Knives and their carry are regulated by Virginia Code sections 18.2-311 and 18.2-308.
Section 18.2-311 prohibits the sale or transfer of the typical (and laughable) list of restricted knives and hand weapons: blackjacks, brass knuckles, shuriken, switchblades and ballistic knives. Straight-up ‘possession’ is not itself illegal, but the statute specifies that even simple possession of such weapons is prima facie evidence of an intent to sell or transfer them.

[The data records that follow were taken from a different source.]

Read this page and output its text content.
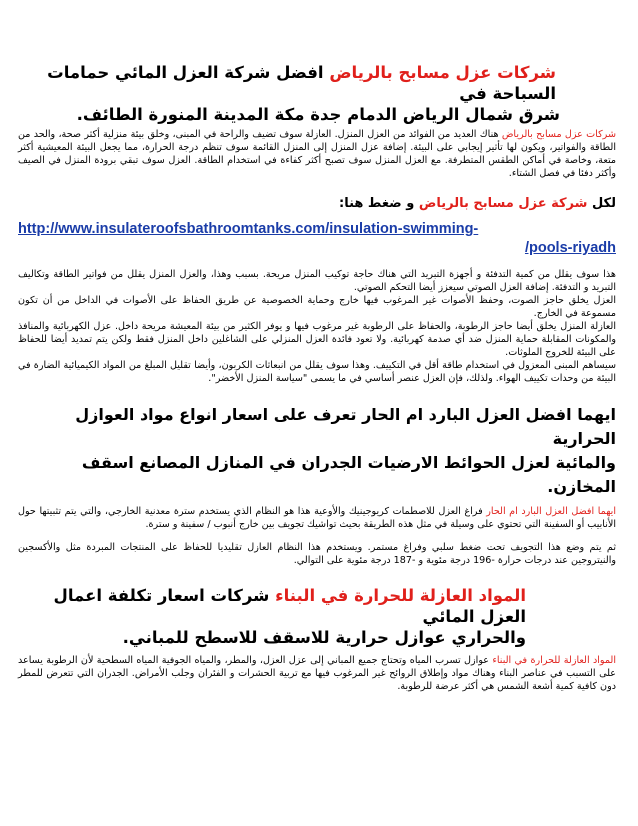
شركات عزل مسابح بالرياض افضل شركة العزل المائي حمامات السباحة في
شرق شمال الرياض الدمام جدة مكة المدينة المنورة الطائف.

شركات عزل مسابح بالرياض هناك العديد من الفوائد من العزل المنزل. العازلة سوف تضيف والراحة في المبنى، وخلق بيئة منزلية أكثر صحة، والحد من الطاقة والفواتير، ويكون لها تأثير إيجابي على البيئة. إضافة عزل المنزل إلى المنزل القائمة سوف تنظم درجة الحرارة، مما يجعل البيئة المعيشية أكثر متعة، وخاصة في أماكن الطقس المتطرفة. مع العزل المنزل سوف تصبح أكثر كفاءة في استخدام الطاقة. العزل سوف تبقي برودة المنزل في الصيف وأكثر دفئا في فصل الشتاء.

لكل شركة عزل مسابح بالرياض و ضغط هنا:

http://www.insulateroofsbathroomtanks.com/insulation-swimming-

/pools-riyadh

هذا سوف يقلل من كمية التدفئة و أجهزة التبريد التي هناك حاجة توكيب المنزل مريحة. بسبب وهذا، والعزل المنزل يقلل من فواتير الطاقة وتكاليف التبريد و التدفئة. إضافة العزل الصوتي سيعزز أيضا التحكم الصوتي.

العزل يخلق حاجز الصوت، وحفظ الأصوات غير المرغوب فيها خارج وحماية الخصوصية عن طريق الحفاظ على الأصوات في الداخل من أن تكون مسموعة في الخارج.

العازلة المنزل يخلق أيضا حاجز الرطوبة، والحفاظ على الرطوبة غير مرغوب فيها و يوفر الكثير من بيئة المعيشة مريحة داخل. عزل الكهربائية والمنافذ والمكونات المقابلة حماية المنزل ضد أي صدمة كهربائية. ولا تعود فائدة العزل المنزلي على الشاغلين داخل المنزل فقط ولكن يتم تمديد أيضا للحفاظ على البيئة للخروج الملوثات.

سيساهم المبنى المعزول في استخدام طاقة أقل في التكييف. وهذا سوف يقلل من انبعاثات الكربون، وأيضا تقليل المبلغ من المواد الكيميائية الضارة في البيئة من وحدات تكييف الهواء. ولذلك، فإن العزل عنصر أساسي في ما يسمى "سياسة المنزل الأخضر".

ايهما افضل العزل البارد ام الحار تعرف على اسعار انواع مواد العوازل الحرارية
والمائية لعزل الحوائط الارضيات الجدران في المنازل المصانع اسقف المخازن.

ايهما افضل العزل البارد ام الحار فراغ العزل للاصطمات كريوجينيك والأوعية هذا هو النظام الذي يستخدم سترة معدنية الخارجي، والتي يتم تثبيتها حول الأنابيب أو السفينة التي تحتوي على وسيلة في مثل هذه الطريقة بحيث تواشيك تجويف بين خارج أنبوب / سفينة و سترة.

ثم يتم وضع هذا التجويف تحت ضغط سلبي وفراغ مستمر. ويستخدم هذا النظام العازل تقليديا للحفاظ على المنتجات المبردة مثل والأكسجين والنيتروجين عند درجات حرارة -196 درجة مئوية و -187 درجة مئوية على التوالي.

المواد العازلة للحرارة في البناء شركات اسعار تكلفة اعمال العزل المائي
والحراري عوازل حرارية للاسقف للاسطح للمباني.

المواد العازلة للحرارة في البناء عوازل تسرب المياه وتحتاج جميع المباني إلى عزل العزل، والمطر، والمياه الجوفية المياه السطحية لأن الرطوبة يساعد على التسبب في عناصر البناء وهناك مواد وإطلاق الروائح غير المرغوب فيها مع تربية الحشرات و الفئران وجلب الأمراض. الجدران التي تتعرض للمطر دون كافية كمية أشعة الشمس هي أكثر عرضة للرطوبة.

A clever Virginia collector of automatic knives and ballistic knives might overcome this prima facie evidence of ‘intent to sell’ by keeping his collection in a nice display case, by maintaining a log of when and how each item was obtained, and by engraving their name upon it in the manner of a book collecter who embosses ex libris Christopher Dumm inside the title pages of their books. Not that I do that myself, but these measures would tend to show that you’re a ‘collector’ instead of an edged arms merchant.
Virginia Code section 18.2-308 prohibits the concealed carry of “any dirk, bowie knife, switchblade knife, ballistic knife, machete, razor, slingshot, spring stick, metal knucks, or blackjack.”

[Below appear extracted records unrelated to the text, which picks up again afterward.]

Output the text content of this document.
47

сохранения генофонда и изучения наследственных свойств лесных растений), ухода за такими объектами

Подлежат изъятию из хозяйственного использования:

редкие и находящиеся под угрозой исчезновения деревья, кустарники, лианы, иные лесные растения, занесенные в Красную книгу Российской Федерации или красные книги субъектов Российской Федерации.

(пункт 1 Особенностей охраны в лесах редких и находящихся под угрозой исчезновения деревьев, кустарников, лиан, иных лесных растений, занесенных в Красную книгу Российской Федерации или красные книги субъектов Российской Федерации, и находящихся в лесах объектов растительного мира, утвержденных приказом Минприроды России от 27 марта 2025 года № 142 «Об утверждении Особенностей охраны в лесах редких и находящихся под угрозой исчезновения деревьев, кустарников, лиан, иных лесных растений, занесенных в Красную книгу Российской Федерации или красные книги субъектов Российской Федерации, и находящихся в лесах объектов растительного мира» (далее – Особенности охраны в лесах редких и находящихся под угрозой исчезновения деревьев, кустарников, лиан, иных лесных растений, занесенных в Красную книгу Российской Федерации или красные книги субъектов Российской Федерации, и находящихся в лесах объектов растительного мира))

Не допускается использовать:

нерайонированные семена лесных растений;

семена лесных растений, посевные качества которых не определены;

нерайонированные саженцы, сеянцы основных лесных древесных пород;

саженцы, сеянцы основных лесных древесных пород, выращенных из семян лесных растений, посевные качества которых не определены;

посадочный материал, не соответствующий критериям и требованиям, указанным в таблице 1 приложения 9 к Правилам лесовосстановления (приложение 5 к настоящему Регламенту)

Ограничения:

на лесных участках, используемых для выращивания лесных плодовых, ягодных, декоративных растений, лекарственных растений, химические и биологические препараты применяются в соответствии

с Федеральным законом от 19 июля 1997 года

There’s a great deal of confusion about whether all fixed-bladed knives are considered to be dirks or bowies for the purposes of this statute. A Virginia appeals court upheld the conviction of a man for carrying a concealed 6″ fixed-blade knife, and for that reason a prudent person might avoid concealing a fixed-blade knife in Virginia.
There’s a slight ambiguity about whether assisted-openers could be classified as switchblades (there’s that term again) but all evidence indicates that you can buy a Kershaw Onion just about anywhere in Virginia. If they were truly ‘switchblades’ their sale would be strictly illegal (and it’s not) so I think we can safely conclude that they’re okay for carry as well. Just pay attention to local blade length limits…
Virginia has no knife law preemption, so every one of the counties and towns shown on the map are free to enact their own knife restrictions. My short survey indicates that pocketknives with blades up to 3″ are allowed basically everywhere. You can even carry a 3″ pocketknife in a school! This is one knife law that actually makes sense.
Virginia knife law does manage to avoid the most foolish extremes of hoplophobia, but it’s not exactly a great state for knives.
‘Switchblade’ and shuriken bans are silly, but you may be able to collect them if you’re very careful. Folders and assisted openers are fine just about everywhere, as long as they’re not too big, but fixed-blade knives are probably not okay for concealed carry.